Late summer brings Slate Drakes (Isonychia bicolor), which trout really love. The pattern I use to match these fast-swimming insects is tied on a stout #10-12, 1X- or 2X-long wet-fly hook. Use black ostrich herl or Antron (or both) for a trailing shuck, dub an abdomen of claret imitation seal counterwound with black thread, and add a thorax of black fur or peacock herl. Use a larger, white-tipped starling feather for the hackle collar, but keep it sparse. Many starling feathers have light tan ticking on their edges and closely resemble the leg coloring of an Isonychia. For faster, deeper runs, you can tie the pattern with a black tungsten bead and an abdomen of fine Wapsi Ultra Wire. Isonychia nymphs are good swimmers, so you can fish either version with a little zip added to the retrieve. Pause and drop the rod tip after each series of strips. Trout often take the fly just after you pause.

Many major suppliers sell whole starling skins for $5 to $7—a bargain when compared to Hungarian partridge skins, hen capes, or jungle cock. You can also harvest a few birds with skeet loads in late February or early March, when the winter plumage is at its best. Use Ziploc sandwich bags to store the plucked feathers by size and color, a step that can be a time saver at the vise.

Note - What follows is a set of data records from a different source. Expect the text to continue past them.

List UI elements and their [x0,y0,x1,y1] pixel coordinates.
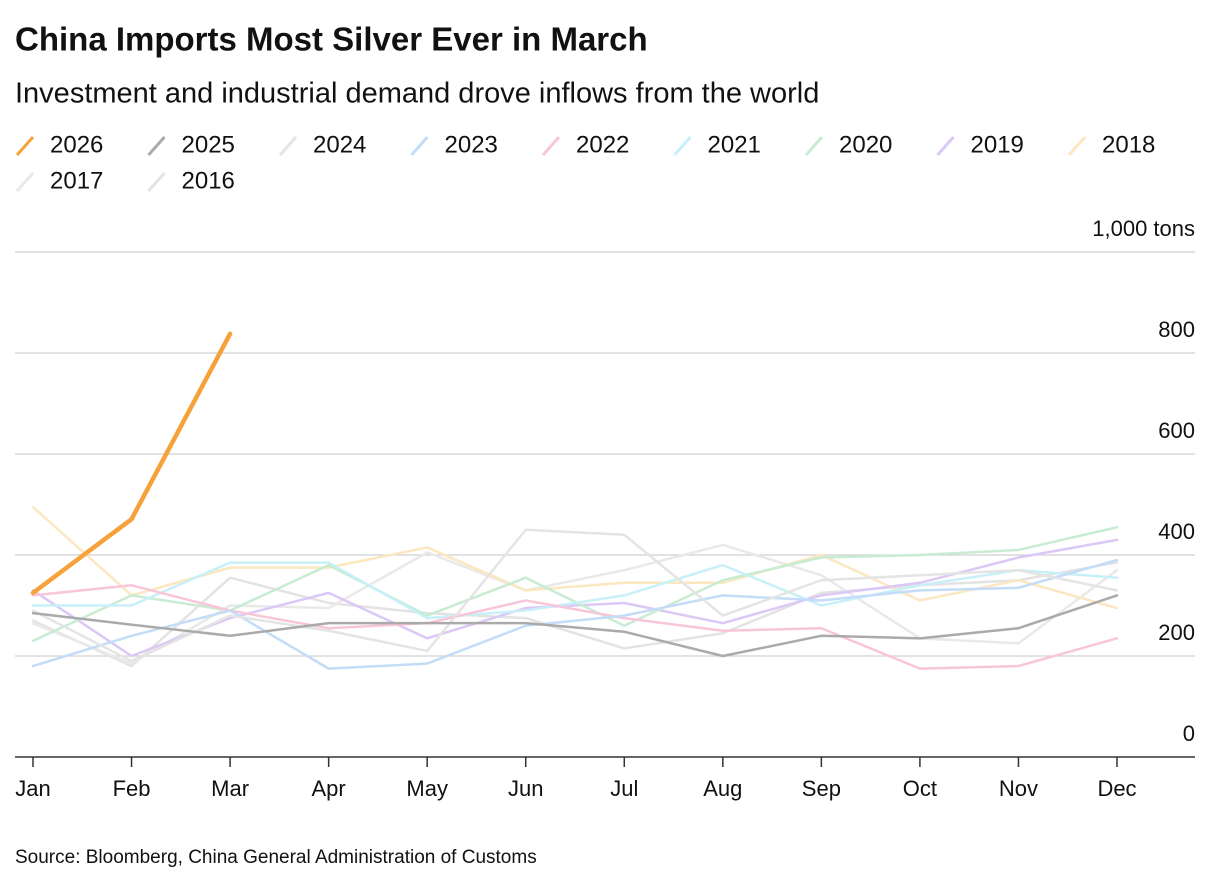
x-tick-label: Oct [903,776,937,801]
legend-swatch [936,136,955,156]
legend-label: 2017 [50,167,103,194]
series-line [31,561,1119,668]
x-tick-label: Jun [508,776,543,801]
legend-label: 2016 [182,167,235,194]
chart-subtitle: Investment and industrial demand drove i… [15,78,819,110]
legend-swatch [804,136,824,156]
legend-label: 2026 [50,131,103,158]
legend-label: 2021 [708,131,761,158]
source: Source: Bloomberg, China General Adminis… [15,847,537,868]
series-line [31,558,1119,670]
chart-title: China Imports Most Silver Ever in March [15,21,648,58]
x-tick-label: May [406,776,448,801]
legend-swatch [147,136,166,156]
legend-label: 2024 [313,131,366,158]
series-line [31,538,1119,658]
y-tick-label: 400 [1158,519,1195,544]
legend-label: 2019 [971,131,1024,158]
legend-swatch [410,136,429,156]
x-tick-label: Jan [15,776,50,801]
legend-swatch [15,172,35,192]
legend-swatch [673,136,692,156]
x-tick-label: Nov [999,776,1038,801]
x-tick-label: Mar [211,776,249,801]
y-tick-label: 600 [1158,418,1195,443]
legend-swatch [15,136,35,156]
x-tick-label: Jul [610,776,638,801]
series-line [31,561,1119,620]
x-tick-label: Dec [1097,776,1136,801]
series-line [31,528,1119,663]
y-tick-label: 800 [1158,317,1195,342]
x-tick-label: Sep [802,776,841,801]
x-tick-label: Aug [703,776,742,801]
x-tick-label: Feb [113,776,151,801]
legend-label: 2023 [445,131,498,158]
series-line [30,331,233,596]
y-tick-label: 0 [1183,721,1195,746]
legend-label: 2018 [1102,131,1155,158]
legend-swatch [278,136,298,156]
y-tick-label: 1,000 tons [1092,216,1195,241]
series-line [31,505,1119,610]
x-tick-label: Apr [312,776,346,801]
series-line [31,584,1119,670]
legend-swatch [541,136,561,156]
legend-label: 2022 [576,131,629,158]
legend-swatch [147,172,166,192]
series-line [31,594,1119,658]
legend-label: 2025 [182,131,235,158]
y-tick-label: 200 [1158,620,1195,645]
legend-label: 2020 [839,131,892,158]
legend-swatch [1067,136,1087,156]
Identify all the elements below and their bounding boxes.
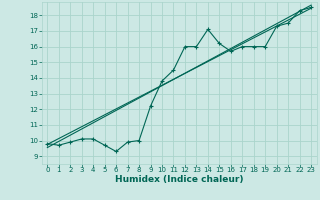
- X-axis label: Humidex (Indice chaleur): Humidex (Indice chaleur): [115, 175, 244, 184]
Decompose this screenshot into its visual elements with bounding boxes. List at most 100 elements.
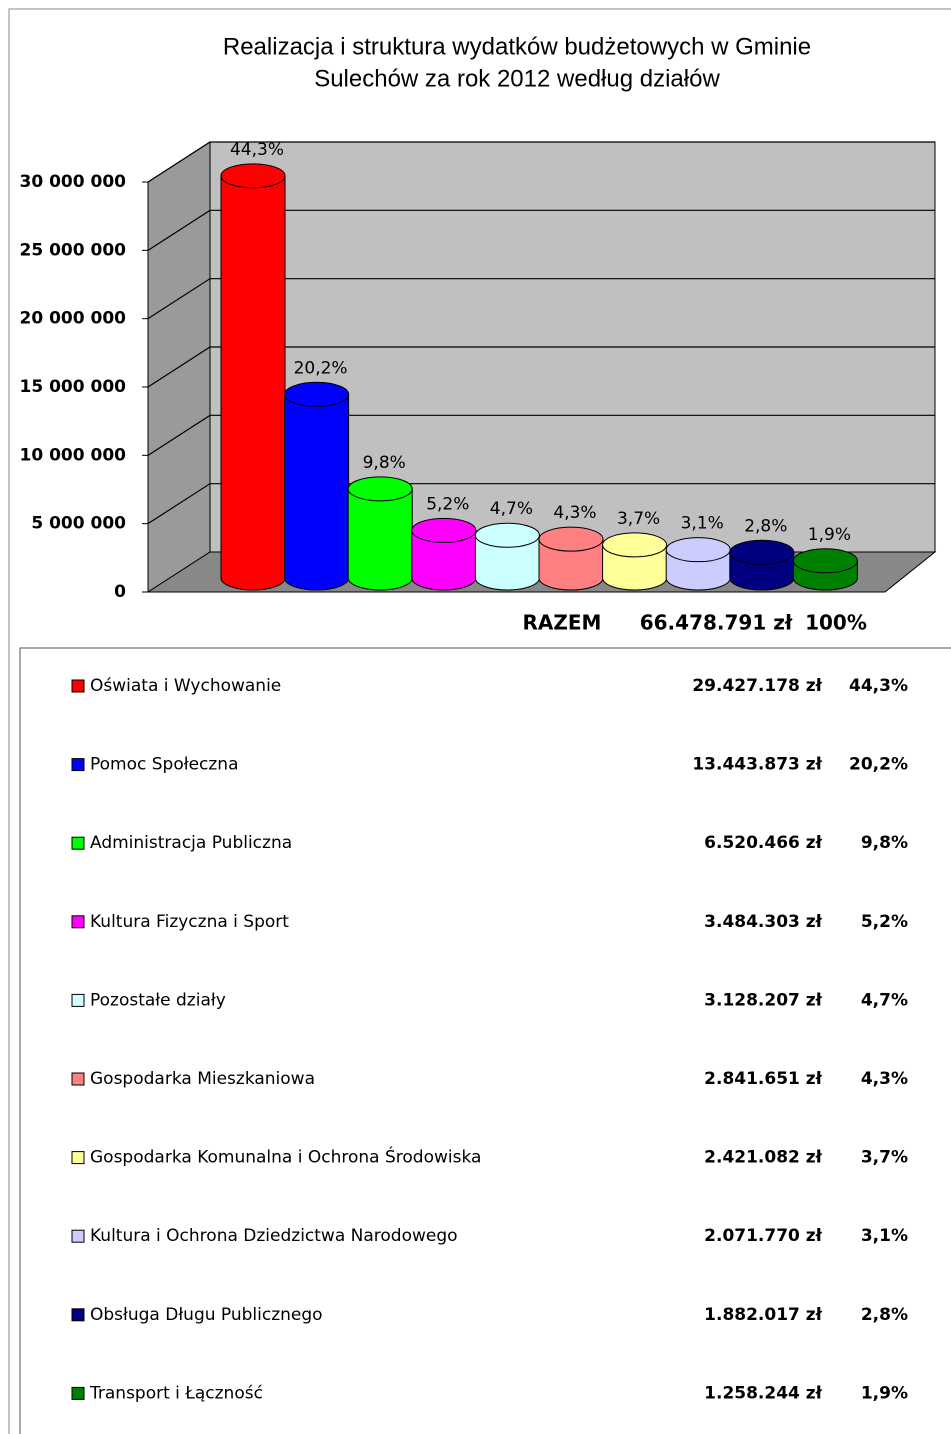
y-tick-label: 5 000 000	[31, 514, 126, 534]
legend-swatch	[71, 993, 85, 1007]
grid-line	[147, 346, 935, 388]
bar-top	[665, 537, 731, 563]
bar-label: 3,7%	[617, 509, 660, 529]
legend-percent: 4,7%	[861, 990, 908, 1010]
legend: Oświata i Wychowanie 29.427.178 zł 44,3% Po…	[71, 676, 908, 1403]
bar-top	[792, 548, 858, 574]
legend-amount: 1.258.244 zł	[704, 1383, 823, 1403]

Too few anglers appreciate the value of old-fashioned wet flies. Trying to keep up with the latest “killer” dry or emerger patterns is fine if you like reading and tying more than you like hooking fish, but wets get the job done even when trout are gulping duns in the frenzy of a hatch. Presentation may not be everything, but it’s at least 90 percent of the game. Put a fly where it belongs and get it to mimic a struggling insect, and the fish will take care of the rest. Starlings are not likely to make the endangered species list anytime soon, and though they remain the bane of farmers and orchardmen, their feathers ought to have a place at your tying table.

Joe Cambridge is a teacher and writer. He lives in Ithaca, New York.